Setahun Lagi, Kita Tagih Janji Jokowi

Itu dari eksternal. Dari dalam negeri pun ada faktor yang membebani rupiah.
Fundamental yang membentuk nilai tukar adalah penawaran dan permintaan. Jika permintaan sebuah mata uang tinggi, maka nilainya menguat alias harganya semakin mahal. Sebaliknya, kalau suatu mata uang sering dilepas maka nilainya terdepresiasi alias kian murah.
Itulah yang terjadi pada rupiah. Mata uang Tanah Air banyak dilepas untuk dibelikan dolar AS dalam rangka pembiayaan impor baik itu barang maupun jasa.

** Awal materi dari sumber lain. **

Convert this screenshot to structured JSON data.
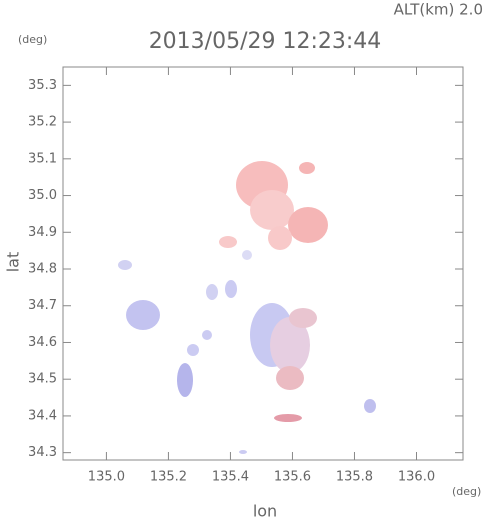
{
  "chart_data": {
    "type": "map",
    "title": "2013/05/29 12:23:44",
    "altitude_label": "ALT(km) 2.0",
    "x_label": "lon",
    "y_label": "lat",
    "x_unit": "(deg)",
    "y_unit": "(deg)",
    "xlim": [
      134.86,
      136.15
    ],
    "ylim": [
      34.28,
      35.35
    ],
    "xticks": [
      {
        "value": 135.0,
        "label": "135.0"
      },
      135.2,
      135.4,
      135.6,
      135.8,
      {
        "value": 136.0,
        "label": "136.0"
      }
    ],
    "yticks": [
      34.3,
      34.4,
      34.5,
      34.6,
      34.7,
      34.8,
      34.9,
      {
        "value": 35.0,
        "label": "35.0"
      },
      35.1,
      35.2,
      35.3
    ]
  }
}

Indonesia punya penyakit yang belum kunjung sembuh. Setiap kali perekonomian domestik membaik, impor pasti membanjir karena industri dalam negeri tidak mampu memenuhi kenaikan permintaan. Lonjakan impor tentu akan menekan rupiah, karena mata uang ini akan banyak dilepas untuk membeli dolar AS sebagai pembiayaan impor.
Badan Pusat Statistik (BPS) mencatat pertumbuhan impor pada Juli 2018 mencapai 31,56% dibandingkan periode yang sama tahun sebelumnya. Akibat derasnya impor, neraca perdagangan pun mencatat defisit US$ 2,03 miliar.
Saat neraca perdagangan defisit, neraca yang lebih besar lagi yaitu transaksi berjalan (current account) ikut defisit. Pada kuartal II-2018, defisit transaksi berjalan mencapai 3,04% dari Produk Domestik Bruto, paling dalam sejak kuartal II-2014.
![]() |
Transaksi berjalan adalah gambaran arus devisa dari ekspor-impor barang dan jasa, alias dari perdagangan dan sebagian investasi. Devisa ini lebih bertahan lama, lebih bisa diandalkan untuk menopang nilai tukar ketimbang arus modal portofolio yang bisa datang dan pergi sesuka hatinya.
Oleh karena itu, defisit di transaksi berjalan membuat rupiah minim pijakan untuk bisa stabil. Tanpa pijakan yang kuat, rupiah pun terombang-ambing di gelombang keperkasaan dolar AS dan bahkan cenderung melemah.